Photo of Donax shells

Photo of Caylan

Photo of excavations at Caylan

Over the course of 16 weeks in 2009 and 2010, I co-directed excavations focusing on the Early Horizon component (~600-200 cal BCE) at Caylán, one of the largest settlements in the lower Nepeña drainage. With the financial support of the Louisiana Board of Regents (award number LEQSF[20112014]-RD-A-05) and LSU’s Office of Research + Economic Development, the Caylán project promoted a holistic understanding of urban developments and their relation to architecture, material culture, foodways, extractive industries, paleoenvironments, and ritual life.

The project offered a fieldschool and helped train more than 20 students. Delimitation efforts, surface surveys and laboratory analyses continued for several years, and served as the foundations for eight master’s theses and one undergraduate honors thesis. The Caylán data have so far led to the publication of more than a dozen journal articles and book chapters.

The Caylán publications have so far explored, among other things, urbanism (Chicoine & Ikehara 2014), neighborhood and modular living (Chicoine & Whitten 2019), archaeoacoustics (Helmer & Chicoine 2013), plaza settings (Helmer et al. 2012), archaeobotany (Chicoine et al. 2016; Chicoine et al. 2022), zooarchaeology (Chicoine & Rojas 2013; Chicoine et al. 2020; Chicoine et al. 2022), feasting (Sutherland et al. 2020), mural art (Chicoine 2022), platform construction (Chicoine & Warner 2022), and households (Chicoine et al. 2021).

Field reports of the 2009 and 2010 seasons are available via LSU Digital Commons.

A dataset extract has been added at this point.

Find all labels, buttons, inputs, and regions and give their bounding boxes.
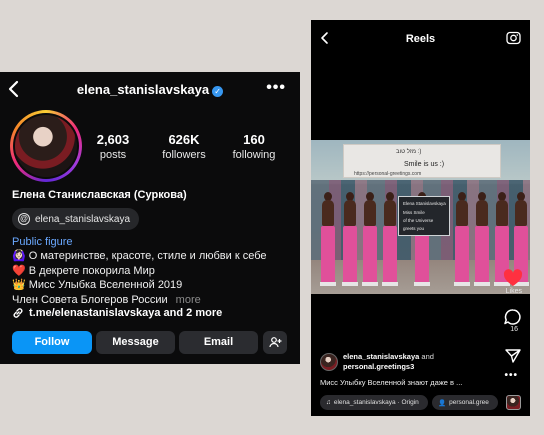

As part of my dissertation in 2003 and 2004, I co-directed 23 weeks of excavations at the small elite center of Huambacho (~600-200 cal BCE) located in the lower Nepeña Valley. With the financial support of several UK-based institutions, horizontal excavations brought to light new evidence on Early Horizon architecture and cultural remains. I analyzed architecture, artifacts, and food remains. As part of the Huambacho field school, I helped train more than two dozen students from Peru, North America and Europe. The fieldwork and subsequent laboratory analyses have led to the publication of more than eight first authored journal articles and book chapters exploring Early Horizon architecture (Chicoine 2006), chronology (Chicoine 2010), elite strategies (Chicoine 2010), feasting (Chicoine 2011), zooarchaeology (Chicoine & Rojas 2012), mural art (Chicoine 2022) and Moche mortuary practices (Chicoine 2011, 2016).

Field reports of the 2003 and 2004 seasons are available on LSU Digital Commons.